Sedangkan masyarakat adalah penerima upah dari hasil kerja dari perusahaan dan penerima dari pemerintah berupa pembangunan. Ketiga, bagaimana agar alam ini tetap ada dan terjaga dengan pengelolaan yang sesuai tanpa merusak alam dan tanpa merugikan siapapun termasuk satwa dan tumbuh-tumbuhan langka. Orangutan saat ini sulit mencari dan mendapat tempat dirumahnya sendiri di habitatnya (hutan). Ketiga alasan ini merupakan hubungan saling keterkaitan dan tidak dapat dipisahkan.

Ketersediaan alam yang bebas tanpa perusak, tampaknya sangat sulit untuk dipertahankan, tetapi bagaimana kita mampu dan belajar untuk menghargai dan mensyukuri alam ini sebagai tempat berpijak. Kebebasan dalam suatu kebijakan, perbuatan memang layak untuk dilaksanakan. Tetapi yang terpenting adalah keselarasan sumber daya alam dan lingkungan menjadi terjalin dengan adanya penghargaan satu dengan yang lainnya.
Pembukaan lahan berupa hutan secara luas berdampak pada makhluk hidup di sekitarnya, foto doc. Yayasan Palung

Selanjutnya adanya pembangunan berkelanjutan dengan memperhatikan aspek seperti Nilai Konservasi Tinggi (NKT) yang manfaatnya adalah memperhatikan keseimbangan dan tetap mempertahankan wilayah sebaran satwa. Tidak hanya itu, syarat  Analisis Dampak Lingkungan (AMDAL) menjadi permasalahan pokok yang hingga kini belum atau tidak dijalankan oleh berbagai perusahaan yang katanya ingin menerapkan NKT dan AMDAL dalam masing-masing perusahaan mereka.
Tuntutan warga kepada Perusahaan, foto doc. Yayasan Palung

Semua masyarakat mendambakan keadilan berdasarkan asas budaya dan lingkungan terjaga. Sumber Daya Alam melimpah memiliki seribu bahkan sejuta harapan bagi kehidupan, pembangunan yang berkelanjutan yang harus diterapkan. Dengan demikan, kelak anak cucu di masa mendatang masih atau mampu menikmat indahnya alam, masih menjumpai satwa-satwa, kicauan burung dan masih bertahannya keberadaan hutan.  Penghargaan akan alam semesta merupakan salah satu alasan yang harus dilakukan agar alam ini tetap terjaga dan lestari. 

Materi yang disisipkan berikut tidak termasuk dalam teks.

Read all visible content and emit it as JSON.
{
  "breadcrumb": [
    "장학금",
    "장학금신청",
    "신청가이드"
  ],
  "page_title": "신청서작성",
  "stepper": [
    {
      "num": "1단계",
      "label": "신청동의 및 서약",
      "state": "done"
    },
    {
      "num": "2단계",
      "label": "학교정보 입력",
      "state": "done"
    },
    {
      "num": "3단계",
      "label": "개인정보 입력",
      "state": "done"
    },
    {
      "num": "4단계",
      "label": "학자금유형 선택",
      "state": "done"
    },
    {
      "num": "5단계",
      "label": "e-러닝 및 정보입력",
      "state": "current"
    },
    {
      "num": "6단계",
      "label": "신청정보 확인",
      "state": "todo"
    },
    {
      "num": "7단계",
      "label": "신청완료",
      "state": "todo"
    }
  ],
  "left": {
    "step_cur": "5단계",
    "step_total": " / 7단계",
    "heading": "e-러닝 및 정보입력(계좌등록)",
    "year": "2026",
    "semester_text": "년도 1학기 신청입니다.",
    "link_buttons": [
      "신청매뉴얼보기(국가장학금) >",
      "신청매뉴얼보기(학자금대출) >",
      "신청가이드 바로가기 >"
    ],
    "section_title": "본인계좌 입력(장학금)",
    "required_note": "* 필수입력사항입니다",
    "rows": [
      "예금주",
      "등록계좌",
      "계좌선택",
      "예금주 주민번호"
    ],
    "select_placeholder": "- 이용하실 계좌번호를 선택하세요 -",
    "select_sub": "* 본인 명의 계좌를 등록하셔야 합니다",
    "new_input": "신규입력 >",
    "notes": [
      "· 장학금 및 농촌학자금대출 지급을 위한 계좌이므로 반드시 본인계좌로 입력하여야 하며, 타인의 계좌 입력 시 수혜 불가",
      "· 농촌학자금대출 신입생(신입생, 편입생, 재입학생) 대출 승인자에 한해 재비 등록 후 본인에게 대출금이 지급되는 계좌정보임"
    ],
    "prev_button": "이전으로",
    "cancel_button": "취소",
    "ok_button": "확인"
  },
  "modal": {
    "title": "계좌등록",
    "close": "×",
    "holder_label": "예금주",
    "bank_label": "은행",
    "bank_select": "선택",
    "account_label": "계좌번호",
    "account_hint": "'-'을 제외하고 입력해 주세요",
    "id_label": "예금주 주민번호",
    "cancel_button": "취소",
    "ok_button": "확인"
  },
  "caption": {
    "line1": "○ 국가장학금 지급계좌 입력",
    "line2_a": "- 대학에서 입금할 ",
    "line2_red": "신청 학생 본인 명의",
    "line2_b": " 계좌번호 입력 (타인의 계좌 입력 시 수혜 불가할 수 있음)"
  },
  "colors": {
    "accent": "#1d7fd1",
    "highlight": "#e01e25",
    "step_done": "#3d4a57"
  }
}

Sebuah Realita; Hutan, Satwa dan Manusia Sama Menderita 

Sebuah realita kehidupan saat ini sungguh-sungguh terjadi. Hutan, satwa dan manusia sama-sama menderita dengan kondisi saat ini. Mengapa demikian?. Bukankah hutan, satwa dan manusia merupakan satu kesatuan yang tidak dapat terpisahkan dalam kehidupan ini. Mengapa mereka menderita?. 

Tajuk-tajuk pepohonanan yang menjulang tinggi, suara  merdu satwa sudah semakin jarang terdengar dan  mereka semakin langka, manusia sudah semakin jarang untuk ramah dengan sesama mereka. Hutan yang begitu teduh, rimbun dan kokoh berdiri sudah semakin sulit untuk berdiri. Mereka kian tergusur seiring dengan berjalannya waktu, demikian juga halnya dengan satwa dan manusia, tempat hidup mereka kian terhimpit dan terjepit.

Indahnya hijau rupa, eloknya telaga, gemuruh gemericiknya jernihnya air, hawa dingin menusuk rusuk dan jiwa raga. Saat hutan rimbun berdiri kokoh banyak yang berseloroh, mendewakan, memuja dan merasa terjaga serta terlindungi untuk terus damai dan tenang. Akan tetapi kini, semakin hari semua telah berubah. Langit biru berubah menjadi awan hitam, indahnya rupa hijau berganti padang ilalang dan gersang.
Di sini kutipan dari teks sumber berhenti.